上一篇我们介绍了flutter动画的基本使用,但AnimationController是如何接受到系统frame绘制的回调?

我们发现在使用动画的时候,一定要with一个TickerProvider实现,查看TickProvider的源码可知


TickerProvider

/// An interface implemented by classes that can vend [Ticker] objects.
///
/// Tickers can be used by any object that wants to be notified whenever a frame
/// triggers, but are most commonly used indirectly via an
/// [AnimationController]. [AnimationController]s need a [TickerProvider] to
/// obtain their [Ticker]. If you are creating an [AnimationController] from a
/// [State], then you can use the [TickerProviderStateMixin] and
/// [SingleTickerProviderStateMixin] classes to obtain a suitable
/// [TickerProvider]. The widget test framework [WidgetTester] object can be
/// used as a ticker provider in the context of tests. In other contexts, you
/// will have to either pass a [TickerProvider] from a higher level (e.g.
/// indirectly from a [State] that mixes in [TickerProviderStateMixin]), or
/// create a custom [TickerProvider] subclass.
abstract class TickerProvider {
  /// Abstract const constructor. This constructor enables subclasses to provide
  /// const constructors so that they can be used in const expressions.
  const TickerProvider();

  /// Creates a ticker with the given callback.
  ///
  /// The kind of ticker provided depends on the kind of ticker provider.
  Ticker createTicker(TickerCallback onTick);
}
  • 一个由类实现的接口,可以提供Ticker对象。
  • Ticker可以用在任何想要收到绘制回调的地方,但最常用的是AnimationController
  • 如果您正在从 [State]创建一个[AnimationController],那么您可以使用[TickerProviderStateMixin]和[SingleTickerProviderStateMixin]类来获取一个合适的 [TickerProvider]
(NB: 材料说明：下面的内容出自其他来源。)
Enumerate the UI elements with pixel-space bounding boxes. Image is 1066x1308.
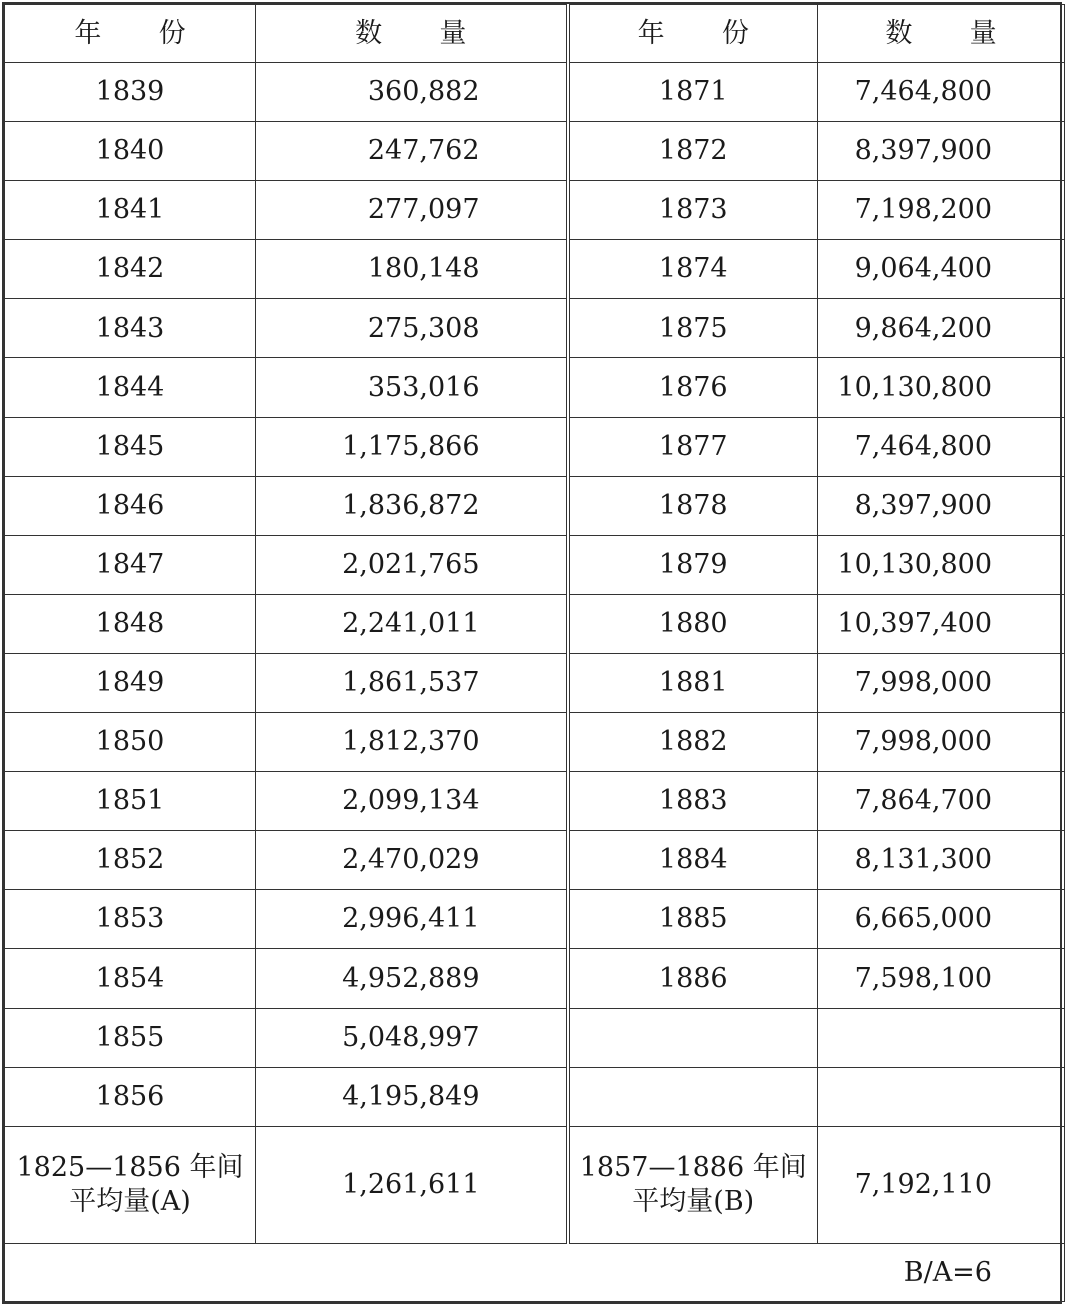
year-right-cell: 1876	[568, 358, 818, 417]
qty-left-cell: 2,241,011	[256, 594, 568, 653]
year-left-cell: 1850	[5, 713, 256, 772]
qty-right-cell: 9,064,400	[818, 240, 1065, 299]
header-year-left: 年 份	[5, 5, 256, 63]
year-right-cell: 1878	[568, 476, 818, 535]
qty-right-cell: 7,998,000	[818, 653, 1065, 712]
year-right-cell: 1880	[568, 594, 818, 653]
year-left-cell: 1840	[5, 122, 256, 181]
qty-right-cell: 10,130,800	[818, 535, 1065, 594]
qty-left-cell: 360,882	[256, 63, 568, 122]
table-row	[5, 417, 1065, 476]
table-row	[5, 63, 1065, 122]
qty-left-cell: 180,148	[256, 240, 568, 299]
qty-right-cell: 8,131,300	[818, 831, 1065, 890]
trade-quantity-table	[4, 4, 1065, 1302]
year-left-cell: 1853	[5, 890, 256, 949]
year-right-cell: 1872	[568, 122, 818, 181]
qty-right-cell: 7,598,100	[818, 949, 1065, 1008]
year-left-cell: 1852	[5, 831, 256, 890]
table-row	[5, 713, 1065, 772]
year-right-cell: 1886	[568, 949, 818, 1008]
avg-label-left-line1: 1825—1856 年间	[16, 1152, 244, 1184]
qty-right-cell: 7,198,200	[818, 181, 1065, 240]
avg-label-right-line2: 平均量(B)	[632, 1185, 755, 1217]
table-row	[5, 890, 1065, 949]
year-right-cell: 1885	[568, 890, 818, 949]
header-year-right: 年 份	[568, 5, 818, 63]
qty-right-cell: 7,998,000	[818, 713, 1065, 772]
qty-left-cell: 2,021,765	[256, 535, 568, 594]
year-right-cell: 1882	[568, 713, 818, 772]
year-left-cell: 1849	[5, 653, 256, 712]
table-row	[5, 476, 1065, 535]
table-row	[5, 240, 1065, 299]
qty-left-cell: 5,048,997	[256, 1008, 568, 1067]
qty-left-cell: 247,762	[256, 122, 568, 181]
year-right-cell: 1873	[568, 181, 818, 240]
table-row	[5, 535, 1065, 594]
year-right-cell: 1874	[568, 240, 818, 299]
qty-right-cell: 10,130,800	[818, 358, 1065, 417]
year-right-cell: 1877	[568, 417, 818, 476]
year-right-cell	[568, 1008, 818, 1067]
header-row	[5, 5, 1065, 63]
avg-value-left: 1,261,611	[256, 1126, 568, 1243]
table-row	[5, 122, 1065, 181]
table-row	[5, 949, 1065, 1008]
ratio-cell: B/A=6	[5, 1243, 1065, 1301]
year-left-cell: 1845	[5, 417, 256, 476]
qty-left-cell: 1,175,866	[256, 417, 568, 476]
table-row	[5, 299, 1065, 358]
year-right-cell: 1884	[568, 831, 818, 890]
qty-left-cell: 353,016	[256, 358, 568, 417]
year-left-cell: 1846	[5, 476, 256, 535]
year-left-cell: 1855	[5, 1008, 256, 1067]
qty-right-cell	[818, 1067, 1065, 1126]
qty-left-cell: 4,952,889	[256, 949, 568, 1008]
year-left-cell: 1847	[5, 535, 256, 594]
year-left-cell: 1841	[5, 181, 256, 240]
year-left-cell: 1856	[5, 1067, 256, 1126]
year-left-cell: 1842	[5, 240, 256, 299]
qty-right-cell: 7,864,700	[818, 772, 1065, 831]
qty-left-cell: 4,195,849	[256, 1067, 568, 1126]
average-row	[5, 1126, 1065, 1243]
qty-left-cell: 1,812,370	[256, 713, 568, 772]
year-right-cell: 1879	[568, 535, 818, 594]
qty-right-cell: 10,397,400	[818, 594, 1065, 653]
table-row	[5, 1067, 1065, 1126]
qty-right-cell: 7,464,800	[818, 417, 1065, 476]
avg-label-right	[568, 1126, 818, 1243]
qty-left-cell: 2,470,029	[256, 831, 568, 890]
year-right-cell	[568, 1067, 818, 1126]
qty-right-cell: 7,464,800	[818, 63, 1065, 122]
header-qty-right: 数 量	[818, 5, 1065, 63]
table-row	[5, 831, 1065, 890]
table-row	[5, 358, 1065, 417]
year-left-cell: 1854	[5, 949, 256, 1008]
qty-right-cell: 8,397,900	[818, 476, 1065, 535]
year-right-cell: 1875	[568, 299, 818, 358]
qty-left-cell: 1,861,537	[256, 653, 568, 712]
qty-right-cell	[818, 1008, 1065, 1067]
qty-left-cell: 1,836,872	[256, 476, 568, 535]
qty-left-cell: 275,308	[256, 299, 568, 358]
year-left-cell: 1848	[5, 594, 256, 653]
year-left-cell: 1843	[5, 299, 256, 358]
year-left-cell: 1844	[5, 358, 256, 417]
header-qty-left: 数 量	[256, 5, 568, 63]
avg-value-right: 7,192,110	[818, 1126, 1065, 1243]
avg-label-left-line2: 平均量(A)	[69, 1185, 191, 1217]
table-row	[5, 1008, 1065, 1067]
qty-right-cell: 6,665,000	[818, 890, 1065, 949]
year-right-cell: 1871	[568, 63, 818, 122]
table-row	[5, 181, 1065, 240]
qty-left-cell: 2,099,134	[256, 772, 568, 831]
table-row	[5, 594, 1065, 653]
avg-label-left	[5, 1126, 256, 1243]
year-right-cell: 1883	[568, 772, 818, 831]
ratio-row	[5, 1243, 1065, 1301]
qty-right-cell: 8,397,900	[818, 122, 1065, 181]
year-left-cell: 1839	[5, 63, 256, 122]
year-right-cell: 1881	[568, 653, 818, 712]
qty-left-cell: 2,996,411	[256, 890, 568, 949]
table-row	[5, 772, 1065, 831]
table-row	[5, 653, 1065, 712]
data-table-container	[2, 2, 1062, 1304]
year-left-cell: 1851	[5, 772, 256, 831]
qty-left-cell: 277,097	[256, 181, 568, 240]
qty-right-cell: 9,864,200	[818, 299, 1065, 358]
avg-label-right-line1: 1857—1886 年间	[579, 1152, 807, 1184]
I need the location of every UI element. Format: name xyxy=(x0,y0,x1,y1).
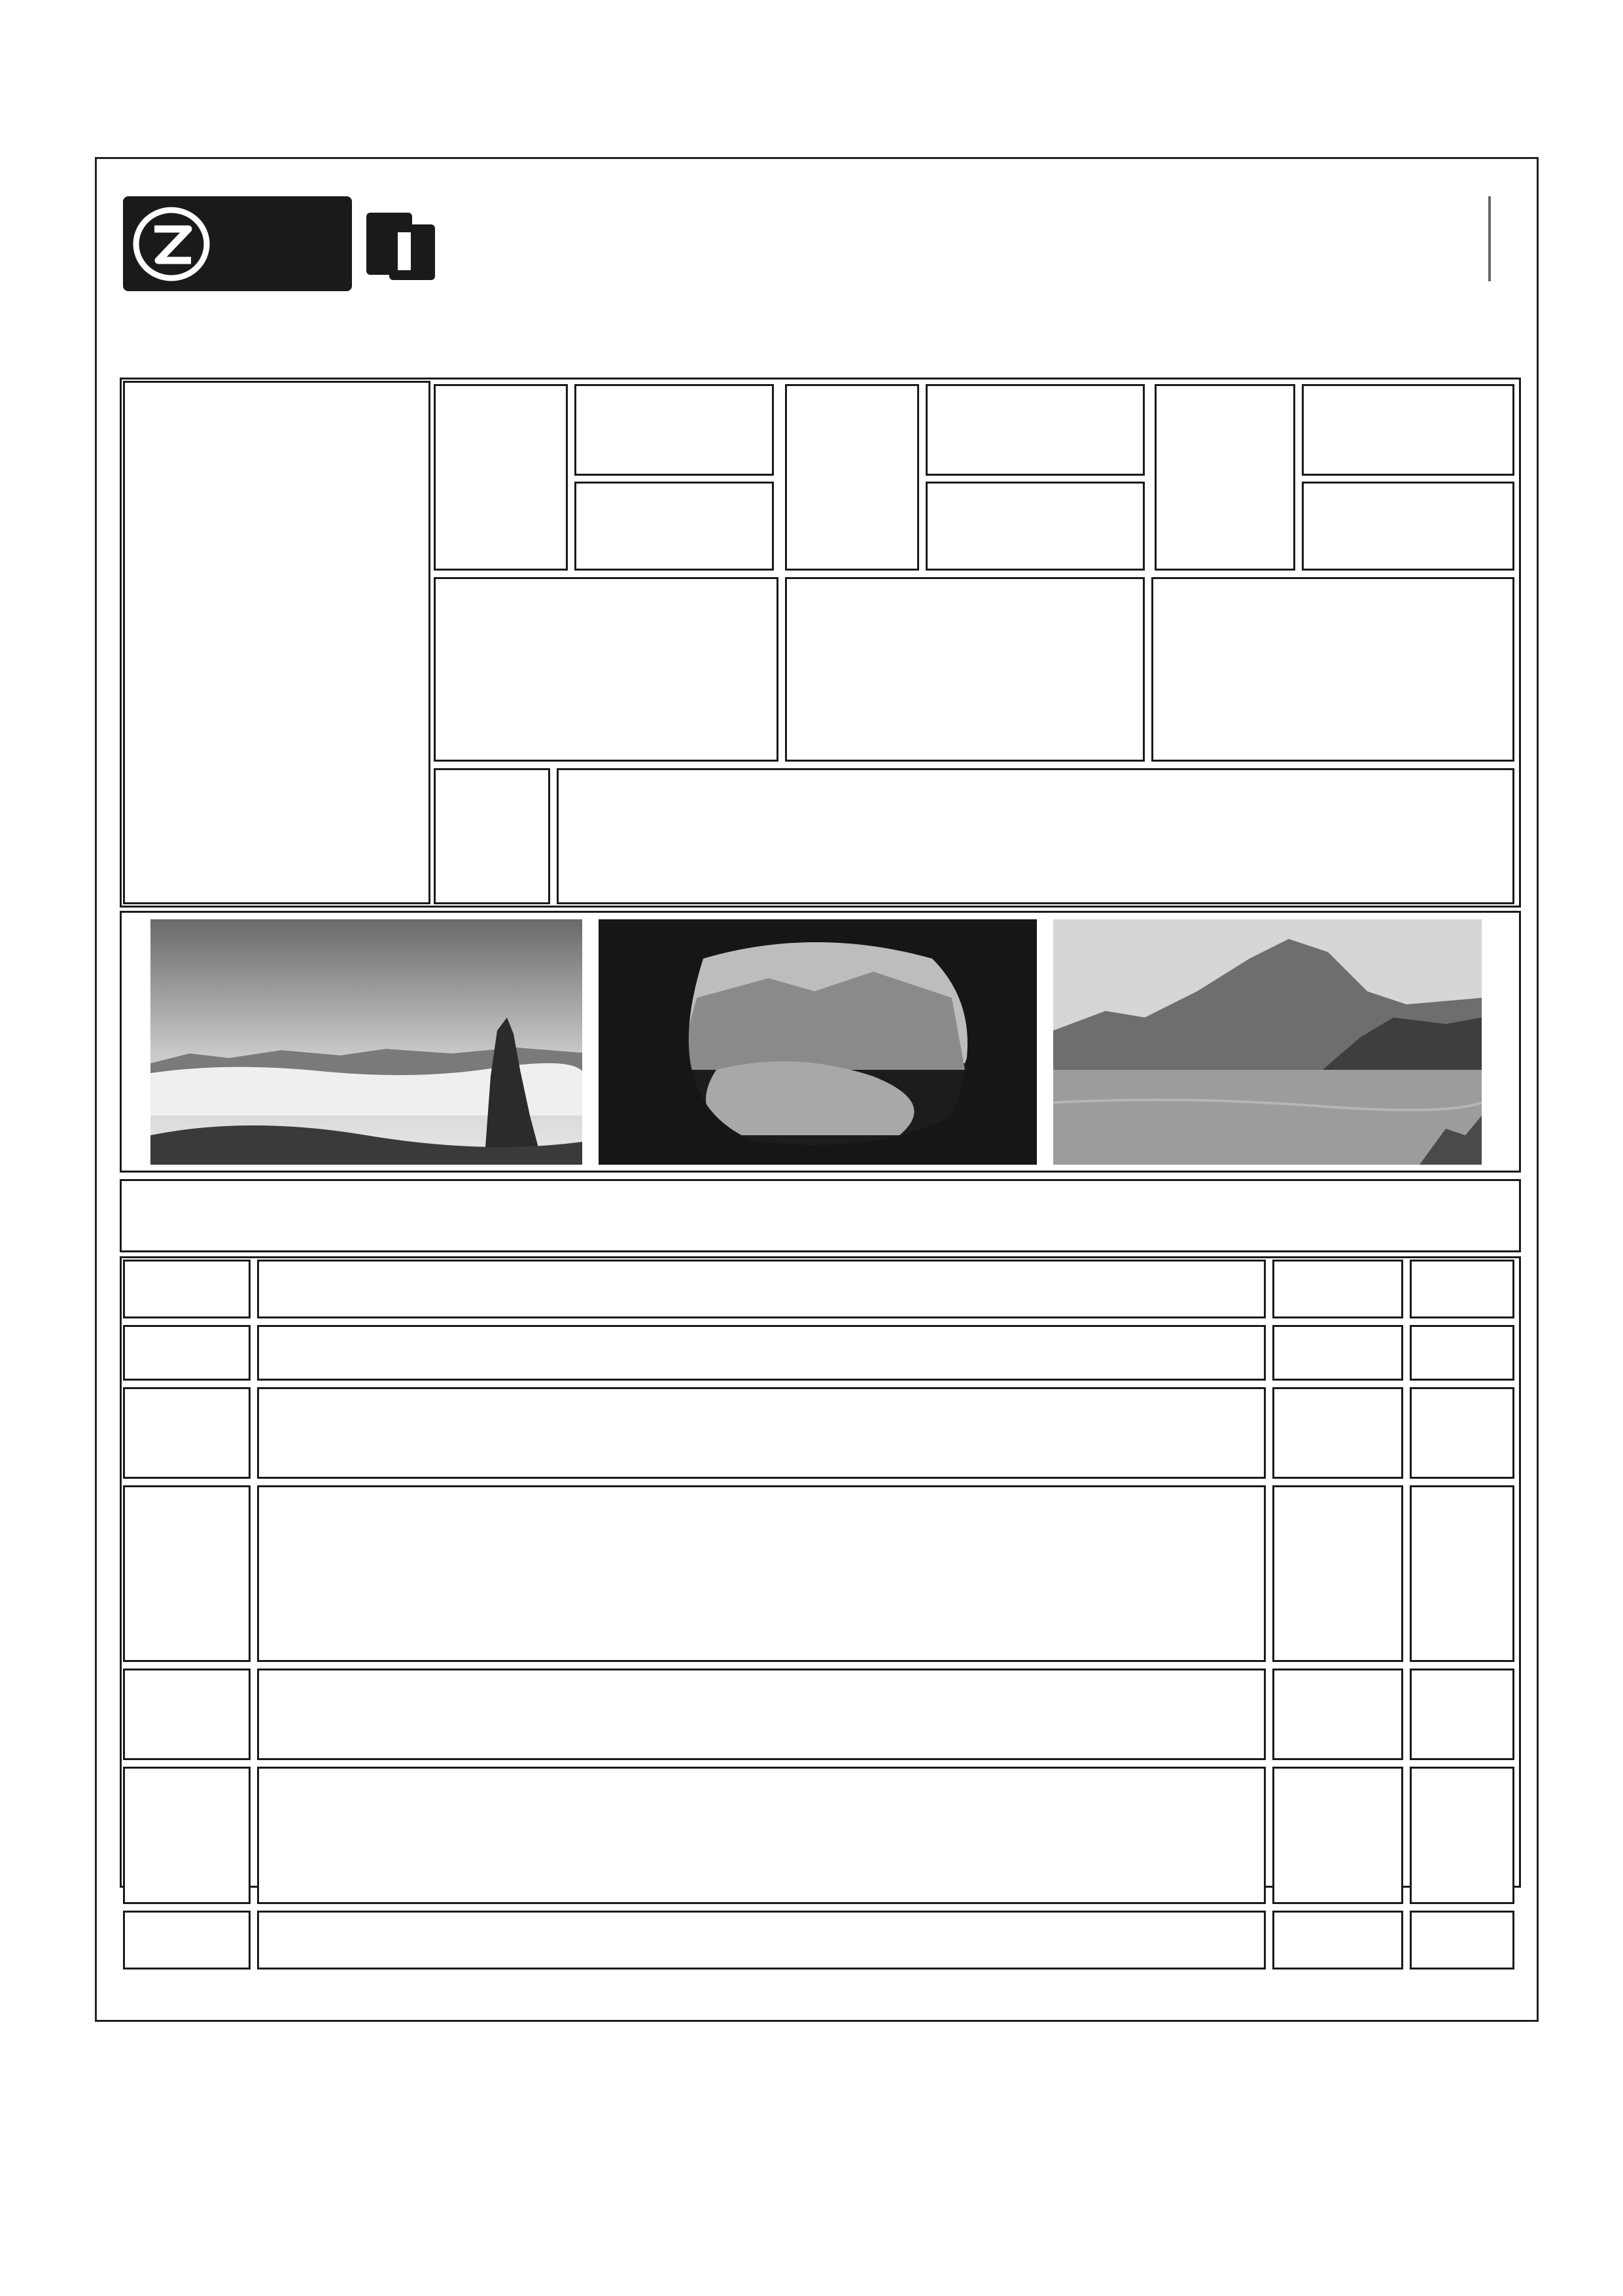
day-5-meals xyxy=(1272,1767,1403,1904)
day-1-itinerary xyxy=(257,1325,1266,1381)
tour-title-wrap xyxy=(122,1181,1519,1250)
page-title xyxy=(0,304,1623,363)
day-3-stay xyxy=(1410,1485,1514,1662)
package-b-double-price xyxy=(926,482,1145,571)
day-4-itinerary xyxy=(257,1669,1266,1760)
photo-cave-view xyxy=(599,919,1037,1165)
package-c-double-price xyxy=(1302,482,1514,571)
header-meals xyxy=(1272,1260,1403,1318)
day-3-itinerary xyxy=(257,1485,1266,1662)
header-divider xyxy=(1488,196,1491,281)
package-b-single-price xyxy=(926,384,1145,476)
kndn-logo xyxy=(366,206,576,285)
ztour-z-icon xyxy=(132,205,211,283)
package-a-header xyxy=(434,384,568,571)
package-c-single-price xyxy=(1302,384,1514,476)
package-a-double-price xyxy=(574,482,774,571)
day-1-meals xyxy=(1272,1325,1403,1381)
package-a-tickets xyxy=(434,577,778,762)
day-2-label xyxy=(123,1387,251,1479)
price-row xyxy=(120,1976,1521,1996)
day-2-meals xyxy=(1272,1387,1403,1479)
promo-slogan-cell xyxy=(123,381,430,904)
promo-slogan-line1 xyxy=(126,486,439,619)
header-day xyxy=(123,1260,251,1318)
day-4-label xyxy=(123,1669,251,1760)
day-5-stay xyxy=(1410,1767,1514,1904)
day-6-stay xyxy=(1410,1911,1514,1969)
day-2-stay xyxy=(1410,1387,1514,1479)
photo-sea-of-clouds xyxy=(150,919,582,1165)
day-4-meals xyxy=(1272,1669,1403,1760)
day-3-meals xyxy=(1272,1485,1403,1662)
package-a-single-price xyxy=(574,384,774,476)
package-b-header xyxy=(785,384,919,571)
kndn-mark-icon xyxy=(366,206,438,281)
promo-slogan-line2 xyxy=(126,486,439,619)
package-c-tickets xyxy=(1151,577,1514,762)
promo-slogan xyxy=(126,486,439,619)
package-c-header xyxy=(1155,384,1295,571)
tips-content xyxy=(557,768,1514,904)
package-b-tickets xyxy=(785,577,1145,762)
day-3-label xyxy=(123,1485,251,1662)
header-stay xyxy=(1410,1260,1514,1318)
day-6-meals xyxy=(1272,1911,1403,1969)
day-6-label xyxy=(123,1911,251,1969)
day-5-label xyxy=(123,1767,251,1904)
day-6-itinerary xyxy=(257,1911,1266,1969)
day-4-stay xyxy=(1410,1669,1514,1760)
day-2-itinerary xyxy=(257,1387,1266,1479)
tips-label-cell xyxy=(434,768,550,904)
ztour-logo xyxy=(123,196,352,291)
header-itinerary xyxy=(257,1260,1266,1318)
day-1-stay xyxy=(1410,1325,1514,1381)
day-5-itinerary xyxy=(257,1767,1266,1904)
tour-title-cell xyxy=(120,1179,1521,1252)
day-1-label xyxy=(123,1325,251,1381)
photo-river-mountains xyxy=(1053,919,1482,1165)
**总结:**TickerProvider的作用创建一个Ticker对象,那Ticker对象是什么


Ticker

/// Calls its callback once per animation frame.
///
/// When created, a ticker is initially disabled. Call [start] to
/// enable the ticker.
///
/// A [Ticker] can be silenced by setting [muted] to true. While silenced, time
/// still elapses, and [start] and [stop] can still be called, but no callbacks
/// are called.
///
/// By convention, the [start] and [stop] methods are used by the ticker's
/// consumer, and the [muted] property is controlled by the [TickerProvider]
/// that created the ticker.
///
/// Tickers are driven by the [SchedulerBinding]. See
/// [SchedulerBinding.scheduleFrameCallback].

每个动画帧会回调一次。

  • 创建时,ticker的初始状态是禁用的。调用[start]启动。
  • A [Ticker]可以通过将[muted]设置为true来进行沉默。在沉默状态下,时间仍然在流逝,[start]和[stop]仍然可以被调用,但是不会回调到Ticker中。
  • 按照约定,[start]和[stop]方法由[ticker]的使用者使用,[muted]属性由[TickerProvider] 控制。
  • Ticker回调是由[SchedulerBinding]驱动的。[SchedulerBinding.scheduleFrameCallback]。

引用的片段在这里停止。